LAMPUNG — Konsentrasi pengungsi terbesar berada di dua kecamatan yang menjadi episentrum terdampak. Data Posko Tanggap Darurat Penanggulangan Bencana setempat mencatat 12.635 orang mengungsi di Sambi Rampas dan 11.582 orang di Lamba Leda Utara, atau mencakup lebih dari 80 persen total pengungsi. Mayoritas warga di kedua wilayah ini tidak menempati tenda terpusat, melainkan mendirikan posko mandiri di tanah lapang atau halaman rumah yang masih berdiri.
Sebaran pengungsi lainnya tersebar di Borong (1.743 orang), Lamba Leda (1.215 orang), Lamba Leda Selatan (1.080 orang), dan Elar (685 orang). Kecamatan dengan jumlah pengungsi terkecil tercatat di Elar Selatan dengan 25 orang.

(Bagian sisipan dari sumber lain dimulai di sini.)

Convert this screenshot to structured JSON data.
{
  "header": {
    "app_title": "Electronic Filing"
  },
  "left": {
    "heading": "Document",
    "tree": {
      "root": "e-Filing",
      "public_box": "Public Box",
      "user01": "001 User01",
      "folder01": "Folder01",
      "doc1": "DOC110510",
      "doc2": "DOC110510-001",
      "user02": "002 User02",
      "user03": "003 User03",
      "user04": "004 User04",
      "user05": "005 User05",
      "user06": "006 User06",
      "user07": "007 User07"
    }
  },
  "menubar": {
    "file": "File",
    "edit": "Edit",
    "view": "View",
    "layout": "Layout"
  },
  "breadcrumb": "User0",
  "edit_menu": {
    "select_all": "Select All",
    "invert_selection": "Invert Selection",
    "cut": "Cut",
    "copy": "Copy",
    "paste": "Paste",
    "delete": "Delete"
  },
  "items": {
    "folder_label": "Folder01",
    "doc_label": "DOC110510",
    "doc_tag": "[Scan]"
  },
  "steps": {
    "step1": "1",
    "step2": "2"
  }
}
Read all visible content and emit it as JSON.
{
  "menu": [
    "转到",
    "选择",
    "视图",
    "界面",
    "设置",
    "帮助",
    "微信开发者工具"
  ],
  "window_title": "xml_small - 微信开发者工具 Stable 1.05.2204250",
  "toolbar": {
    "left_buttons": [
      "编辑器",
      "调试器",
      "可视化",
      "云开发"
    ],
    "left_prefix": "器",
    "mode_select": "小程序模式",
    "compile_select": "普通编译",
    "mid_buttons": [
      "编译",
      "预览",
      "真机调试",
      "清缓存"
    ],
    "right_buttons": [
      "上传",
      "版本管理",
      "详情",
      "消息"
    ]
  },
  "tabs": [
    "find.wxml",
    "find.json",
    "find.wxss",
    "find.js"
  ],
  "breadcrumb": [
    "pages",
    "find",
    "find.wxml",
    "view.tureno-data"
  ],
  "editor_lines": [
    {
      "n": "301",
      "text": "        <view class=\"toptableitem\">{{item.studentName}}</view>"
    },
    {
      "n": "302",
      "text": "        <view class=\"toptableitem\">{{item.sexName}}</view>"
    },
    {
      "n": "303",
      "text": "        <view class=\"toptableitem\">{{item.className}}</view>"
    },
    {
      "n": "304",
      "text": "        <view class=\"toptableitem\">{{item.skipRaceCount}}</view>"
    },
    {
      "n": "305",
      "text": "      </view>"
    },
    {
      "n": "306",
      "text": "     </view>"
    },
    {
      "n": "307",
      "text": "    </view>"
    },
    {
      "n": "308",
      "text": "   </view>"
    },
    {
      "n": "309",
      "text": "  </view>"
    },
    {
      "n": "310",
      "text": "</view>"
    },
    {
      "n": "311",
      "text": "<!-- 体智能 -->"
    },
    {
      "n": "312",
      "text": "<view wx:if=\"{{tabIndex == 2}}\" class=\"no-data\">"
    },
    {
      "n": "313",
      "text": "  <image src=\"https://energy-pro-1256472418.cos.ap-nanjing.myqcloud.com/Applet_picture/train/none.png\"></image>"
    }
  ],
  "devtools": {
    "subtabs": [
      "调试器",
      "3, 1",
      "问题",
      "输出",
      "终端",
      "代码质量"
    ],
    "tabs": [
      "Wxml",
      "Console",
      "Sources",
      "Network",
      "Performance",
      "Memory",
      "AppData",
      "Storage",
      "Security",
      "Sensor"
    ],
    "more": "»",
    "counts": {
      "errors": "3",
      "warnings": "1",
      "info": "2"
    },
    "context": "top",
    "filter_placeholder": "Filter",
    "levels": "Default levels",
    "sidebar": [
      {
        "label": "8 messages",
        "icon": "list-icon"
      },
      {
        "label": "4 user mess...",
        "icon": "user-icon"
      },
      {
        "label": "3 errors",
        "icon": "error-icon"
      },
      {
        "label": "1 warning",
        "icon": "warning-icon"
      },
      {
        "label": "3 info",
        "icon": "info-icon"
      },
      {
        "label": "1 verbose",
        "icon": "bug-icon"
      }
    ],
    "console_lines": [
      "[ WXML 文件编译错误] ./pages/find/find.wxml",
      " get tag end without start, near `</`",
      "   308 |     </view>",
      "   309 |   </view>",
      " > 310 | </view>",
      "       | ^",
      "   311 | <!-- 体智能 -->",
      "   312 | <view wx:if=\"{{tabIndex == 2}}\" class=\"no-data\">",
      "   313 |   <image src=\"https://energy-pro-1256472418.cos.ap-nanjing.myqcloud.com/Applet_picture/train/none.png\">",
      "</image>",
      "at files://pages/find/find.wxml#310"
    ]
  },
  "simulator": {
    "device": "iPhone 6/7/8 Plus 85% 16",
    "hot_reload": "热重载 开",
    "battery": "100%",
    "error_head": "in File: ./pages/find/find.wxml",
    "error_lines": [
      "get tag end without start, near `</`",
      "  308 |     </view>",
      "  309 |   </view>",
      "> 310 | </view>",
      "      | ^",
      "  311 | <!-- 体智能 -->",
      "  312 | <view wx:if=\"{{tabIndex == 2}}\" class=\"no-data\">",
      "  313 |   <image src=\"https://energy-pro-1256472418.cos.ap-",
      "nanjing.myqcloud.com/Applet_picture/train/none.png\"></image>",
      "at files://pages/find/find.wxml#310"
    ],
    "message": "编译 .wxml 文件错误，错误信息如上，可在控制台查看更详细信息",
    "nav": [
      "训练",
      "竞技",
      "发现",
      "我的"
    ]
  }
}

Dari total 683 korban jiwa yang terdampak langsung, 239 orang mengalami luka berat dan 404 orang luka ringan. Kelompok rentan menjadi perhatian khusus petugas: sebanyak 459 ibu hamil kini berada di berbagai posko, dengan jumlah terbanyak di Sambi Rampas (124 orang) dan Borong (51 orang). Mereka membutuhkan layanan pemeriksaan kandungan serta fasilitas persalinan darurat yang memadai.
Kerusakan infrastruktur tidak hanya melanda rumah tinggal. Sekolah, puskesmas, jembatan, irigasi, hingga jaringan air bersih dan sanitasi hancur. Lamba Leda Utara dan Lamba Leda Selatan tercatat sebagai wilayah dengan kerusakan terparah. Puluhan ruas jalan penghubung antarkecamatan terputus, menghambat distribusi logistik ke lokasi pengungsian yang sulit dijangkau.
Kepala Bagian Protokol dan Komunikasi Pimpinan Daerah (Prokopim) Manggarai Timur, Jeany Wajong, mengakui keterbatasan akses menjadi kendala terbesar di lapangan. Pemerintah daerah bersama TNI, Polri, tim SAR, dan relawan saat ini memprioritaskan pembukaan jalur logistik serta pendirian tenda darurat.
"Angka-angka ini bukan sekadar data, ini warga kita yang kehilangan rumah, keluarga, dan tempat berlindung. Fokus utama kami saat ini adalah memastikan tenda darurat, makanan, pelayanan medis, dan pemulihan jalur transportasi segera terjangkau di setiap titik pengungsian," ujar Jeany kepada CNNIndonesia.com, Kamis (2/9).
Ia menambahkan, pembaruan data akan dilakukan secara transparan dan berkala. Hal ini dimaksudkan agar masyarakat luas dapat memantau perkembangan penanganan bencana serta memastikan bantuan tepat sasaran, terutama bagi warga di kecamatan terpencil yang belum tersentuh logistik sejak hari pertama gempa.